Co-Scientist a été testé lors d’une expérience de repositionnement de médicament, un processus consistant à identifier de nouvelles indications thérapeutiques pour des principes actifs déjà existants sur le marché ou dont le développement a été suspendu prématurément.

Le système a proposé 30 candidats médicaments prometteurs pour le traitement de la leucémie myéloïde aiguë. Parmi eux, cinq ont ensuite été retenus pour être testés en laboratoire après qu’une équipe d’oncologues humains a affiné la sélection. Parmi les composés testés, trois ont montré des résultats positifs et l’un d’eux s’est révélé particulièrement prometteur.

Les agents de Robin, quant à eux, seraient davantage spécialisés dans des tâches spécifiques liées à l’identification de nouveaux médicaments potentiels pour une maladie donnée. L’un des agents se concentre par exemple sur la sélection des protocoles expérimentaux, tandis qu’un autre analyse des données biomédicales complexes.

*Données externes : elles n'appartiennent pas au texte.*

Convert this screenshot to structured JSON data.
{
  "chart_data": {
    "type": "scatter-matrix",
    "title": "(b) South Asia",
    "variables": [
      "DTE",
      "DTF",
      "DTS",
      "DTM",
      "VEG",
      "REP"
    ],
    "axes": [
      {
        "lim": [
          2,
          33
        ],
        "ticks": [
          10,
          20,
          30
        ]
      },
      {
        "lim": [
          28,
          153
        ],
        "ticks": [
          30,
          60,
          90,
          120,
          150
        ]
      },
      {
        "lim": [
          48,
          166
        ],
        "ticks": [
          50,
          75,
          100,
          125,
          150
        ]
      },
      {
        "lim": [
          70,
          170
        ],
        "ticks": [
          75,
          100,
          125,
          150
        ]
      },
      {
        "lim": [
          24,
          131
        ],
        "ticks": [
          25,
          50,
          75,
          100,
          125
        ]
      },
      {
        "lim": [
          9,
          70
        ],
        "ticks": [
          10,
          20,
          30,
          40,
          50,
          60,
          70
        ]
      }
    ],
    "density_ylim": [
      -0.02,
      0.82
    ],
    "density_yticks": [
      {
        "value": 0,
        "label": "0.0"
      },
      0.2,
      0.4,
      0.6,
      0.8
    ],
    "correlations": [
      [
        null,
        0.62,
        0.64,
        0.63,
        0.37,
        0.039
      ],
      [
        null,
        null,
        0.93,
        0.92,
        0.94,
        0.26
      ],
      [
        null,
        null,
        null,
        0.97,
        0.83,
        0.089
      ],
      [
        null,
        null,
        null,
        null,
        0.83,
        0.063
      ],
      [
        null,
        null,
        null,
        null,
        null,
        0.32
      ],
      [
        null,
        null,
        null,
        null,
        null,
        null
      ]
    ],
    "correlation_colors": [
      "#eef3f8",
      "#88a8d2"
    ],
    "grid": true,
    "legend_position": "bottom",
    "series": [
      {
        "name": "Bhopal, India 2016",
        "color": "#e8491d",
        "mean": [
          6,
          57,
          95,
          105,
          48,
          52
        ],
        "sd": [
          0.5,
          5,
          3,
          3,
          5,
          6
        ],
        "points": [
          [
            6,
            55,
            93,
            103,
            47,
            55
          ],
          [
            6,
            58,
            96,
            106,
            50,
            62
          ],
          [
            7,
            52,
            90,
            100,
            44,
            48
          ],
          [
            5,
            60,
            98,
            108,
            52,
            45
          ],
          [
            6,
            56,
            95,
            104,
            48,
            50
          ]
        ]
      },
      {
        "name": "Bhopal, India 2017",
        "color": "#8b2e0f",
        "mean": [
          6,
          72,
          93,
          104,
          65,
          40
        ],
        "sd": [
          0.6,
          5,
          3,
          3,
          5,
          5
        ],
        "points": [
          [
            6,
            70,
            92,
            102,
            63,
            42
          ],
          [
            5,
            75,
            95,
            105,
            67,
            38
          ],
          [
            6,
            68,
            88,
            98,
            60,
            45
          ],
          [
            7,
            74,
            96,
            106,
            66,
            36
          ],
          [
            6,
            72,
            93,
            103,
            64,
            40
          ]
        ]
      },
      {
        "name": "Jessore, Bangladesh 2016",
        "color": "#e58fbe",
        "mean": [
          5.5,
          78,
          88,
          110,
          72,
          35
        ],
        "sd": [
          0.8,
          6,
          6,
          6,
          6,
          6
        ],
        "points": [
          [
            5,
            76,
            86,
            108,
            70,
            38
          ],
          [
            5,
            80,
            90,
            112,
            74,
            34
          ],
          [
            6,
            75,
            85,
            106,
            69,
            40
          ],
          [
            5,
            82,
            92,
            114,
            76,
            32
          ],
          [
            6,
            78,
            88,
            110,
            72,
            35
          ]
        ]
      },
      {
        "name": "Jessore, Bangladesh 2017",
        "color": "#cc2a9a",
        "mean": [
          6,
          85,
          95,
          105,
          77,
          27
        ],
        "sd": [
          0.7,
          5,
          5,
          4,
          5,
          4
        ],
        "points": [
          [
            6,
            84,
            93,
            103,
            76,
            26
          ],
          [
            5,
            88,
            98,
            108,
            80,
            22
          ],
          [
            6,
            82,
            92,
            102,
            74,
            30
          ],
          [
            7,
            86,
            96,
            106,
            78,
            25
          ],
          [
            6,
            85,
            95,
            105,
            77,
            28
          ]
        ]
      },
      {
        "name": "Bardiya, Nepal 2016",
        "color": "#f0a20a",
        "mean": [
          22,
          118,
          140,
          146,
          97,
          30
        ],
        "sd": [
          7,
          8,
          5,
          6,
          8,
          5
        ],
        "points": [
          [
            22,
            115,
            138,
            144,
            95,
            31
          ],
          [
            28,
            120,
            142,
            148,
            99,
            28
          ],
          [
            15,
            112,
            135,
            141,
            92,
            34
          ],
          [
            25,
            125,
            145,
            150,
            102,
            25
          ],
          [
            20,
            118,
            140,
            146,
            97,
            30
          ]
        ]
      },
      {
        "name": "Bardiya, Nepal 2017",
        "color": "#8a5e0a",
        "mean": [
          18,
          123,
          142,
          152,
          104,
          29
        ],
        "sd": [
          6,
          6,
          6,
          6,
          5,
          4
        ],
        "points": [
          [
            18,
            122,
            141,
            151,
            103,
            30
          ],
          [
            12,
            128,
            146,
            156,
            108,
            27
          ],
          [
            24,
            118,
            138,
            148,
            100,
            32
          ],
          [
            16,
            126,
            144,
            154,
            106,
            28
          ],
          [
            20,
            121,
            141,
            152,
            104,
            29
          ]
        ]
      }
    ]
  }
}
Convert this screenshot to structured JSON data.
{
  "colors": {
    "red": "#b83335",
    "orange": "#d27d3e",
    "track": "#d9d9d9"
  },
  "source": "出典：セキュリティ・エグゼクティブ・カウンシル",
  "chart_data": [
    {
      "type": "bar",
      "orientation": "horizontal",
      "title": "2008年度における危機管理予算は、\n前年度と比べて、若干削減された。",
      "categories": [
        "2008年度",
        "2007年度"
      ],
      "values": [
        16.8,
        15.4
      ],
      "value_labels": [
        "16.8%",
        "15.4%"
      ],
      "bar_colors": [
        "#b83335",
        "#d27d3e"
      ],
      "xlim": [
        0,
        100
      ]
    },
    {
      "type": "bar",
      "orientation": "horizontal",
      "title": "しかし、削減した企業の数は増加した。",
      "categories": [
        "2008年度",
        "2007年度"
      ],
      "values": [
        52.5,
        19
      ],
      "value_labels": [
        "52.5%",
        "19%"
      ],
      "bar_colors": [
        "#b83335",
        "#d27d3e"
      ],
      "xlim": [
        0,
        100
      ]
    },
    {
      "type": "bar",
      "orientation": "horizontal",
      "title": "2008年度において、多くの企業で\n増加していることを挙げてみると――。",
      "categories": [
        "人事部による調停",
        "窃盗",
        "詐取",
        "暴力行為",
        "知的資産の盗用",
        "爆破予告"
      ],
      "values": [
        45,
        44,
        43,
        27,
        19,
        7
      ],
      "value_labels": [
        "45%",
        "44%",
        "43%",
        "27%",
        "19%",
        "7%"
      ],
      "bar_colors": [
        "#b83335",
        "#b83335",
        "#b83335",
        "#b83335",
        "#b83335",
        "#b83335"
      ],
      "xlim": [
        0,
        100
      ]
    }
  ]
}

L’outil a proposé 30 candidats médicaments potentiels pour la dégénérescence maculaire liée à l’âge sèche, dont cinq ont été sélectionnés pour des évaluations expérimentales. Le système a également proposé des protocoles expérimentaux, dont plusieurs ont été rejetés par les chercheurs humains, tandis que deux ont été considérés comme prometteurs.

Une compréhension du langage encore imparfaite

À noter toutefois que les systèmes d’agents présentent encore certaines limites. Ils dépendent par exemple fortement des experts humains pour la vérification de la cohérence des hypothèses proposées. Les tests des agents individuels de Robin ont également montré que ceux dédiés à l’analyse sont moins performants que les LLM standards sur les questions statistiques et bioinformatiques.

« Il est important de noter que les prédictions de Co-Scientist n’ont pas été comparées à la multitude de méthodes informatiques et d’apprentissage automatique conçues pour le repositionnement de médicaments, développées au cours de plusieurs décennies de recherche en biologie computationnelle. Par conséquent, nous ignorons si ce nouvel outil généraliste surpasse les approches d’IA plus spécifiques », précise également Verspoor.

La chercheuse précise également que si ces modèles pourraient permettre une collaboration IA-humain plus efficace et basée sur le langage, leur interprétation du langage humain pourrait encore faire défaut, ce qui pourrait en partie expliquer les limites de certains agents pour certaines tâches spécifiques. Or, « les mots sont le vecteur de la communication scientifique », souligne-t-elle. Les assistants IA scientifiques devraient ainsi être améliorés pour améliorer leur interprétation des informations contenues dans ces communications.